The following table is a reconciliation of changes in fair value of these liabilities that have been classified as Level 3 in the fair value hierarchy:
         
Balance as of December 31, 2010
  $ 5,771,480  
Issuance of convertible promissory notes
    8,323,700  
Unrealized losses included in earnings
    1,961,100  
 
     
 
       
Balance as of March 31, 2011
    16,056,280  
 
       
Issuance of earn out to be settled in shares
    574,000  
Settlement/conversion of convertible promissory notes
    (15,933,480 )
Unrealized losses included in earnings
    3,554,900  
 
     
 
       
Balance as of June 30, 2011
  $ 4,251,700  
 
     
 
       
The amount of gains for the three and six months ended June 30, 2011 included in earnings attributable to the change in unrealized gains or losses relating to liabilities still held as of June 30, 2011
  $ 364,500  
 
     
Financial Instruments
     The Company’s financial instruments, which may expose the Company to concentrations of credit risk, include cash and cash equivalents, account receivables, accounts payable, and debt.

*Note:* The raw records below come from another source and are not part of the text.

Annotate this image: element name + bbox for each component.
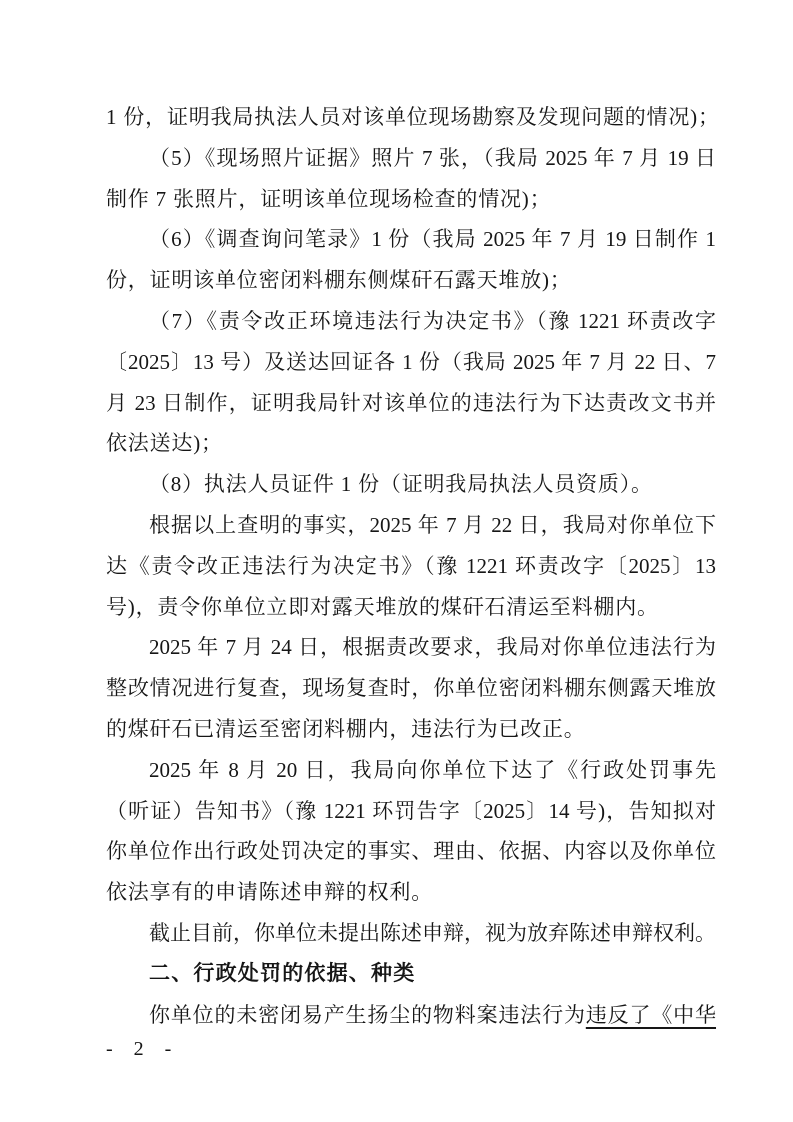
document-body: 1 份，证明我局执法人员对该单位现场勘察及发现问题的情况)； （5）《现场照片证… [106, 97, 716, 1035]
text-line: 1 份，证明我局执法人员对该单位现场勘察及发现问题的情况)； [106, 97, 716, 138]
text-line: 〔2025〕13 号）及送达回证各 1 份（我局 2025 年 7 月 22 日… [106, 342, 716, 383]
text-line: 2025 年 8 月 20 日，我局向你单位下达了《行政处罚事先 [106, 750, 716, 791]
text-line: 你单位作出行政处罚决定的事实、理由、依据、内容以及你单位 [106, 831, 716, 872]
text-line: 份，证明该单位密闭料棚东侧煤矸石露天堆放)； [106, 260, 716, 301]
closing-line-plain: 你单位的未密闭易产生扬尘的物料案违法行为 [149, 1003, 586, 1027]
text-line: 号)，责令你单位立即对露天堆放的煤矸石清运至料棚内。 [106, 587, 716, 628]
document-page: 1 份，证明我局执法人员对该单位现场勘察及发现问题的情况)； （5）《现场照片证… [0, 0, 793, 1122]
text-line: （听证）告知书》（豫 1221 环罚告字〔2025〕14 号)，告知拟对 [106, 791, 716, 832]
text-line: 达《责令改正违法行为决定书》（豫 1221 环责改字〔2025〕13 [106, 546, 716, 587]
text-line: 根据以上查明的事实，2025 年 7 月 22 日，我局对你单位下 [106, 505, 716, 546]
text-line: 整改情况进行复查，现场复查时，你单位密闭料棚东侧露天堆放 [106, 668, 716, 709]
text-line: 制作 7 张照片，证明该单位现场检查的情况)； [106, 179, 716, 220]
text-line: （6）《调查询问笔录》1 份（我局 2025 年 7 月 19 日制作 1 [106, 219, 716, 260]
text-line: 2025 年 7 月 24 日，根据责改要求，我局对你单位违法行为 [106, 627, 716, 668]
closing-line-underlined: 违反了《中华 [586, 1003, 716, 1027]
text-line: 截止目前，你单位未提出陈述申辩，视为放弃陈述申辩权利。 [106, 913, 716, 954]
text-line: 依法送达)； [106, 423, 716, 464]
text-line: （5）《现场照片证据》照片 7 张，（我局 2025 年 7 月 19 日 [106, 138, 716, 179]
text-line: （7）《责令改正环境违法行为决定书》（豫 1221 环责改字 [106, 301, 716, 342]
text-line: 的煤矸石已清运至密闭料棚内，违法行为已改正。 [106, 709, 716, 750]
text-line: （8）执法人员证件 1 份（证明我局执法人员资质）。 [106, 464, 716, 505]
text-line: 依法享有的申请陈述申辩的权利。 [106, 872, 716, 913]
text-line: 月 23 日制作，证明我局针对该单位的违法行为下达责改文书并 [106, 383, 716, 424]
text-line: 你单位的未密闭易产生扬尘的物料案违法行为违反了《中华 [106, 995, 716, 1036]
section-heading: 二、行政处罚的依据、种类 [106, 954, 716, 995]
page-number: - 2 - [106, 1036, 179, 1062]
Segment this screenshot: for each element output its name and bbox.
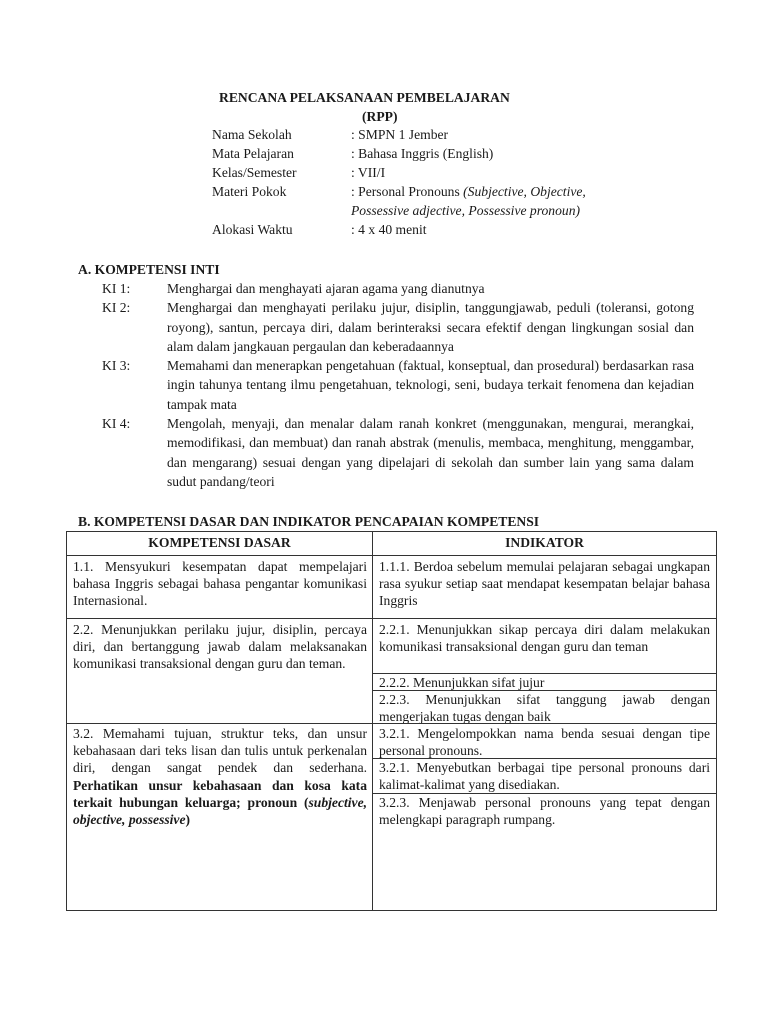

Cash and cash equivalents are maintained at financial institutions and, at times, balances may exceed federally insured limits. We have never experienced any losses related to these balances. The carrying amounts of cash and the current portion of accounts receivable and accounts payable approximate fair value due to the short maturity of these instruments. The fair value of the Company’s debt is estimated based on the current borrowing rates available to the Company for bank loans with similar terms and maturities, and approximates the carrying value of these liabilities. In addition the convertible promissory notes are recorded at fair value at each reporting period date.